Газета "Русское слово" писала: большевики смущают солдат, разлагают войска; большевики против народа и родины.
– Баба-Кока, это неверно.
– Откуда ты знаешь?
– Вася сказал.
– Э! Вася и не то проповедовал. Как о войне рассуждал? С победой или нет - кончай. Разве солдат такими призывами годится смущать? А то вот еще пишут, Ленин из-за границы явился. Главный у большевиков, а сам немецкий агент.
Да, о Ленине "Русское слово" писало почти в каждом номере. Что главный у большевиков и немецкий агент.
Вася не называл Ленина. Вася ни слова о нем не сказал. Но если Ленин большевик...
– Баба-Кока, вы верите Васе? Он говорил о большевиках - хорошие люди, большевики за народ.
– Поживем - увидим, - вздохнула Ксения Васильевна.
14
Хотя они и жили, как сказала баба-Кока, "на острове", вести о бурных событиях в мире проникали через монастырские стены. Все та же излюбленная бабой-Кокой газета "Русское слово" ежедневно сообщала наводящее страх. Нагнетала тревогу, пугала.
– Послушай, Катя, что твои большевики вытворяют!
– негодовала Ксения Васильевна.
– Что пишет "Русское слово"! Военный бунт в Петрограде. Бунтуют заводы. Большевики призывают: вся власть Советам!
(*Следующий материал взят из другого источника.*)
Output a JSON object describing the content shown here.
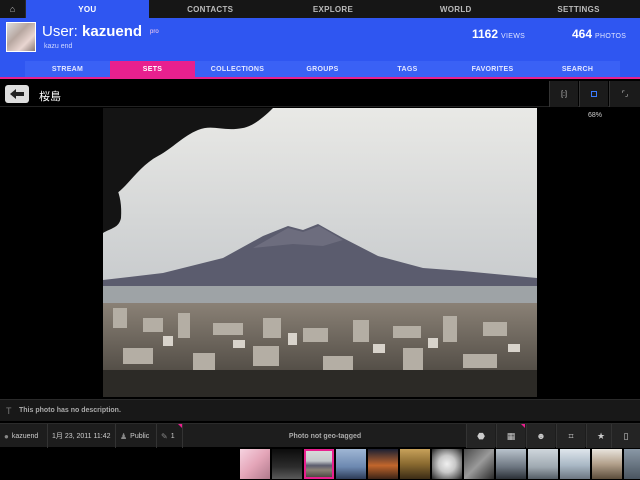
{
  "topnav": {
    "home_icon": "home-icon",
    "tabs": [
      "YOU",
      "CONTACTS",
      "EXPLORE",
      "WORLD",
      "SETTINGS"
    ],
    "active": "YOU"
  },
  "user": {
    "prefix": "User:",
    "username": "kazuend",
    "badge": "pro",
    "real_name": "kazu end",
    "views_count": "1162",
    "views_label": "VIEWS",
    "photos_count": "464",
    "photos_label": "PHOTOS"
  },
  "subtabs": {
    "items": [
      "STREAM",
      "SETS",
      "COLLECTIONS",
      "GROUPS",
      "TAGS",
      "FAVORITES",
      "SEARCH"
    ],
    "active": "SETS"
  },
  "photo": {
    "title": "桜島",
    "zoom": "68%",
    "description": "This photo has no description."
  },
  "viewmodes": [
    "fit-icon",
    "actual-size-icon",
    "fullscreen-icon"
  ],
  "infobar": {
    "owner": "kazuend",
    "date": "1月 23, 2011 11:42",
    "privacy": "Public",
    "comments": "1",
    "geo": "Photo not geo-tagged"
  },
  "actions": [
    "tag-icon",
    "grid-icon",
    "emoji-icon",
    "crop-icon",
    "star-icon",
    "phone-icon"
  ],
  "colors": {
    "accent_blue": "#2f56f1",
    "accent_pink": "#e8208e"
  },
  "filmstrip_count": 13,
  "filmstrip_selected": 2
}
Нынешнее правительство, выходит, долой?
– А правительство что?
– Как ты думаешь - что? Если до бунта дошло, что прикажете делать правительству? Ужас!
– Стреляли? Я думала, только на войне убивают.
– Не пойму я, Катерина, тебя. Защищать революцию надо? А у них, большевиков, видишь ли, лозунг: долой министров-капиталистов! Сами рвутся под пули. И народ под пули ведут. Положеньице! Иди разберись.
Ксения Васильевна откинулась на спинку кресла. В глазах стояла растерянность, так ей чуждая раньше. Раньше она точно знала, что хорошо, а что плохо. Теперь все смешалось, перепуталось, и революция, которой Ксения Васильевна поначалу обрадовалась, одобряя свержение плохонького царя Николая Второго со всеми его продажными министрами и развращенным двором, теперь вроде вовсе перестала быть революцией. Ничего не менялось. Все оставалось по-старому - что при царе, что без царя. Вместо царских министров - другие, такие же.
Бунта дождались. Как при царе.
...Знойные июльские дни. В поле, должно быть, жнут рожь. В березовой роще за городом лиловые колокольчики нежно высятся среди тонкой травы. Уйти бы в березовую рощу, упасть на траву и дышать, и пусть ветер веет в лицо и лазурное небо льет свет.
А в Петрограде убивают своих. Большевики агитируют: долой министров. Министры - долой большевиков. Кто прав?
Поскольку у Ксении Васильевны не было других собеседников, Катя теперь постоянно втягивалась в обсуждение политики.